Possible transcription factor binding sites within the box A region and their effect on transcription from the BAD1 promoter. (A) Transcription factor binding sites in which the four core bases of the consensus were found at 100% identity and the entire consensus was 90% or greater by MatInspector matrix similarity. Sites are named for the proteins recruited, shown in shaded boxes over the box A sequence. (B and C) β-Galactosidase activities of yeast-phase B. dermatitidis transformants of BAD1 wild-type and modified box A-lacZ vectors. On the x axes, modified box A promoters, in which a 10-bp region is replaced, are indicated by a delta symbol, followed by the predicted transcription factor binding site (CRE), or the protein (Sox-5, Myb, NF-1, and AREB6) that may bind the site found within the altered region.

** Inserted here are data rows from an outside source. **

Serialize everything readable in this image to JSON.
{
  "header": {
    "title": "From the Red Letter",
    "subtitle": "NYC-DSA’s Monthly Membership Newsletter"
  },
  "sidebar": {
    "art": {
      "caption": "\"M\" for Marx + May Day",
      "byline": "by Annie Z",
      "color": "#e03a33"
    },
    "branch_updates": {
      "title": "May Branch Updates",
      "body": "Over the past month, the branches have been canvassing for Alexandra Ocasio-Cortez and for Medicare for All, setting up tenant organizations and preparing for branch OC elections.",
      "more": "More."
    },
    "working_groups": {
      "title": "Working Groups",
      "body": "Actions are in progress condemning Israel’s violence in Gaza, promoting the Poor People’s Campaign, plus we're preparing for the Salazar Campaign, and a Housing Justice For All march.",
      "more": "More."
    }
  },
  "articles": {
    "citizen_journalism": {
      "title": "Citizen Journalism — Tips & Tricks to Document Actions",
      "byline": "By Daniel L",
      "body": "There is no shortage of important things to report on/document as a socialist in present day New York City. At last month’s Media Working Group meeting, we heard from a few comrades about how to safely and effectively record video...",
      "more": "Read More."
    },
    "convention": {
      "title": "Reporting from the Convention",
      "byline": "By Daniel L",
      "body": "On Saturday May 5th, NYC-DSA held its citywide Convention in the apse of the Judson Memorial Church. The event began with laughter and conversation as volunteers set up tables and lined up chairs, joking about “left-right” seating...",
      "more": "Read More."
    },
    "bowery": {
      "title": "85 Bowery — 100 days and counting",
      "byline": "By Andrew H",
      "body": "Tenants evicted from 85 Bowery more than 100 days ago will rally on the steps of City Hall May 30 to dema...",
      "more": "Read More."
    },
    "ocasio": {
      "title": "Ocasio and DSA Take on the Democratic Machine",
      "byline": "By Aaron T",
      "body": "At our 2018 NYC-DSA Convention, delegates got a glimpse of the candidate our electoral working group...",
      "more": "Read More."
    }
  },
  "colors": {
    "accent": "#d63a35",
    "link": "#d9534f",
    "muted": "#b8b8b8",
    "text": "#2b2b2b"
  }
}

Eight independent transformants of each vector were analyzed in three experiments, and the results were averaged. Values are reported as milliunits of β-galactosidase activity per milligram of protein and represent the mean ± standard error. Panels B and C represent analyses of transformant sets generated in separate experiments.

FIG. 6.

Locations of putative transcription factor binding sites of the BAD1 promoter outside of box A. Sites are labeled for the type of protein or proteins recruited (Myb, MADS box, GATA, Sox, AbaA, and StuA) or the sequence element itself (STRE and HSE) and are shown in their relative positions on the BAD1 promoter map. Binding sites listed share 100% identity with the four core bases of the transcription factor consensus binding site, and the entire consensus was 90% or greater by MatInspector matrix similarity. Note that the MADS box transcription factor binding sites were identified as matching that of the mammalian factor Mef2a (32). The BAD1 transcriptional start site (+1) is shown as an arrow, and boxes B and A are shown as shaded areas. Actual locations of the binding sites are as follows: STRE, −488 to −484; Myb, −463 to −458; CRE, −391 to −384; MADS box, −411 to −402 and +69 to +78; GATA, −352 to −347, −310 to −305, and −54 to −49; HSE, −277 to −264; Sox, −146 to −140; AbaA, +99 to +104; StuA, +114 to +121.